Only in rare cases can doctors adopt a wait-and-see approach: when the aneurysm is very small, located deep, and the operation can cause more harm, weeks after its presence, however, as practice shows, often the doctor’s indecisiveness and delay play a negative role - the pathology progresses and rupture follows.

Unruptured aneurysms require planned surgical treatment in neurosurgery or the vascular department, and it is important that it is performed by specialists with sufficient experience in such interventions, and that the clinic has minimal mortality and disability rates among patients.

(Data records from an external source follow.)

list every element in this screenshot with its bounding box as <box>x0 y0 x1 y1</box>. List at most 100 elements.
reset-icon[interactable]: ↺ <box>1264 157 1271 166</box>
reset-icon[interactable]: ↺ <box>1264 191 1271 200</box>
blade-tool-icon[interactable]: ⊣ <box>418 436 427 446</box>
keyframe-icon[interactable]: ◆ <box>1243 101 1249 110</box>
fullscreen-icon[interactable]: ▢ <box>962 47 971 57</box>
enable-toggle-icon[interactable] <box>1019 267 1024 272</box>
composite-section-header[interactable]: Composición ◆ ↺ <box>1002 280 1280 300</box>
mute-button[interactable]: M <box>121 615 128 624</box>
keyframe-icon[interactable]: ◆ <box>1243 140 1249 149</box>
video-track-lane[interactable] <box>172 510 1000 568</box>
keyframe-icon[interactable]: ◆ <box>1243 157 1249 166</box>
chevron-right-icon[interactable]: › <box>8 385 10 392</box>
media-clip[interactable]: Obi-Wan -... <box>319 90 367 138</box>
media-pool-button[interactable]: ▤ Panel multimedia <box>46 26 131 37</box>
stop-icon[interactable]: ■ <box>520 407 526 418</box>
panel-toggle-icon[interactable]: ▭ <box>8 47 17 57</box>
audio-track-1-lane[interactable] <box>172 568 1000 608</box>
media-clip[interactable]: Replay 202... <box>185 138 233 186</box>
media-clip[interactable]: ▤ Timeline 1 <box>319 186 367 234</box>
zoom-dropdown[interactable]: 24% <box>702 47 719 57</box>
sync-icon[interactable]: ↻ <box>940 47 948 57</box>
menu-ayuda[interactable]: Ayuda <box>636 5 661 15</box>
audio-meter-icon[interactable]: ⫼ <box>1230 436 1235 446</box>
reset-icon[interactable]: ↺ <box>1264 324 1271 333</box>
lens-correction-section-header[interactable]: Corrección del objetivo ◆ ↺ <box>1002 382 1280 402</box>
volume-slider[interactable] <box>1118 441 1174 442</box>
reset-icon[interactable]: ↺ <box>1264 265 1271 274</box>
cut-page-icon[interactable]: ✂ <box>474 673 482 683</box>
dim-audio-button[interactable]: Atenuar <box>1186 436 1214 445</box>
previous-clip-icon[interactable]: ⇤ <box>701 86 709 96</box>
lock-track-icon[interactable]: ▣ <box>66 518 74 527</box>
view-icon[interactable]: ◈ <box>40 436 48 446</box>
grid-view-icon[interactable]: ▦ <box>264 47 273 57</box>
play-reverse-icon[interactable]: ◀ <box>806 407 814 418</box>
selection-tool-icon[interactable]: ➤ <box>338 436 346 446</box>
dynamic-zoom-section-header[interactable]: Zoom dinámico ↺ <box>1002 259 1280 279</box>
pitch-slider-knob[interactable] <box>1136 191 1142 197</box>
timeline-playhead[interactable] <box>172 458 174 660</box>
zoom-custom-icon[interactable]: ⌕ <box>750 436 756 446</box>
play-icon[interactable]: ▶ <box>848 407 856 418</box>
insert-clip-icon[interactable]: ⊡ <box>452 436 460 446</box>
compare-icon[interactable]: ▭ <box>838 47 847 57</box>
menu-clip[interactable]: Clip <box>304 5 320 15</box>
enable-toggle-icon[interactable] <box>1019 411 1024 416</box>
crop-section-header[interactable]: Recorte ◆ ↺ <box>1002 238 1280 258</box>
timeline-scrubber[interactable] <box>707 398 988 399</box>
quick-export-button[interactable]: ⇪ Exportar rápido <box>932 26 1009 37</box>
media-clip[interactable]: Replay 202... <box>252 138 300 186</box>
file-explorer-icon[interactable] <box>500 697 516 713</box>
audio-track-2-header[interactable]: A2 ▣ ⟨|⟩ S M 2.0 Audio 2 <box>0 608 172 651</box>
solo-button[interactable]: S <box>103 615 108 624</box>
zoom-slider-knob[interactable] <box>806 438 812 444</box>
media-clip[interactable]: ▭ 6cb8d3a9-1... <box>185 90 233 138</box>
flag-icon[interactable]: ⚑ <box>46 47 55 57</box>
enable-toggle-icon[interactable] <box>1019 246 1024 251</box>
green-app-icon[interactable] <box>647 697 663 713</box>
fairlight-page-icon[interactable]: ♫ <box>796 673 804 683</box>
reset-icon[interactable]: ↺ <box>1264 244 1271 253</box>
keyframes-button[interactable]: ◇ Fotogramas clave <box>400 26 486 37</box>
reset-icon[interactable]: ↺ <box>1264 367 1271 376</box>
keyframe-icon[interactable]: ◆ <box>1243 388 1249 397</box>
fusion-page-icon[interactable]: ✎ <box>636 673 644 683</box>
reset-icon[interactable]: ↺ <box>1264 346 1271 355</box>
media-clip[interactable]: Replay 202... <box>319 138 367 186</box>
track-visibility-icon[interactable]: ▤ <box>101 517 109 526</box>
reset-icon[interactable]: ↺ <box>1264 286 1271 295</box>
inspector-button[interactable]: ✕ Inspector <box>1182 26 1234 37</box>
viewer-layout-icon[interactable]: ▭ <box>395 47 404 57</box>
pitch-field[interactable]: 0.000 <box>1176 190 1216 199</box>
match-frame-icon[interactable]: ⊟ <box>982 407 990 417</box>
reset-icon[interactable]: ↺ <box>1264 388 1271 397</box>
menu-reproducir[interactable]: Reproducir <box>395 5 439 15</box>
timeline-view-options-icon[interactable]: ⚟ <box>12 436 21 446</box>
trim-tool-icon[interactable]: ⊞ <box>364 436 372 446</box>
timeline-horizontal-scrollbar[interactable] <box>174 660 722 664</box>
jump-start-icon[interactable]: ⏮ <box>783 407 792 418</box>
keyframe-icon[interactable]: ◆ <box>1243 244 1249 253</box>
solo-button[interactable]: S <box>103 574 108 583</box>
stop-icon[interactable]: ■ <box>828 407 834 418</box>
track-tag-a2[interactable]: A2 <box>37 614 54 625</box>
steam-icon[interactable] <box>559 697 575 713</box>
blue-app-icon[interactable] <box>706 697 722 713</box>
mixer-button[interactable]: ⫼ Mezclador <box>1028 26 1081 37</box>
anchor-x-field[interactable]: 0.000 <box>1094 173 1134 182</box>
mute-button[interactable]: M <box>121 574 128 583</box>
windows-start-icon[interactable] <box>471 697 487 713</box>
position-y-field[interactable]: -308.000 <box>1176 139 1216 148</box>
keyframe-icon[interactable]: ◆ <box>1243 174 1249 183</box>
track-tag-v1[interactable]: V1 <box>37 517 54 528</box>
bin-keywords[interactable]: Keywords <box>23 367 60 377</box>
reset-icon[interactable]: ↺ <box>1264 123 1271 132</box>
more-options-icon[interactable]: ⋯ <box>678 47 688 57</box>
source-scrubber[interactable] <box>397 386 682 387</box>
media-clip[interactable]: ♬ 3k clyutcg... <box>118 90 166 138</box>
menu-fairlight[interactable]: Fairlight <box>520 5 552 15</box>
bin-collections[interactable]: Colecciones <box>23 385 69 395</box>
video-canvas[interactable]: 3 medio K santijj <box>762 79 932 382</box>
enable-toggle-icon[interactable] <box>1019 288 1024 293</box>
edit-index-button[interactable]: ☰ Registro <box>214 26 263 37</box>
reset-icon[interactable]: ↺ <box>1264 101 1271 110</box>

Often patients who have been diagnosed with an aneurysm are themselves tormented by the question: to do or not to have surgery? Having heard and read a lot about the possible consequences of treatment, fearing neurological complications from the intervention, they seriously think about refusing it. In such cases, it is still worth thinking not so much about the risks of a planned operation, which can be minimally invasive and safe, but about the likelihood of hemorrhage with completely different negative statistics.


ruptured brain aneurysm

A ruptured aneurysm must be subject to surgical correction, but there are some differences in the timing of its completion, which are associated with the individual characteristics of the course of the pathology.

In the most acute and acute period of hemorrhage (the first two weeks from the moment of rupture), the following are considered indications for surgery:

  • A rupture occurred with an uncomplicated course of the pathology;
  • The patient's condition is stable;
  • High risk of re-hemorrhage;
  • The threat of severe vascular spasm and, as a consequence, cerebral ischemia.

During this period, patients in severe and critical condition undergo surgery only for life-saving reasons - compression of the brain, displacement of stem structures, acute hydrocephalus, massive foci of necrosis of brain tissue. In other cases, the operation is postponed until the condition has stabilized.

After the first 14 days from the moment of bleeding from the aneurysm, the operation is performed on patients:

  1. In serious condition due to a complicated course (severe vasospasm);
  2. With aneurysms that are difficult to access for removal.

Repeated hemorrhage is one of the most dangerous complications, which gives extremely high mortality rates, and therefore requires emergency surgical care. If the patient’s condition is so severe that the operation is extremely risky, then observation is carried out in the neuroreanimation unit, providing palliative care - drainage of the ventricles to reduce pressure in the skull.

The issue of surgical treatment of ruptured aneurysms with severe cerebral ischemia remains open and controversial; clear indications for surgery in such patients have not yet been precisely defined. Intervention and general anesthesia can aggravate damage to brain tissue, so surgery is performed immediately only in cases of compensated vasospasm; in other cases, wait-and-see tactics are used.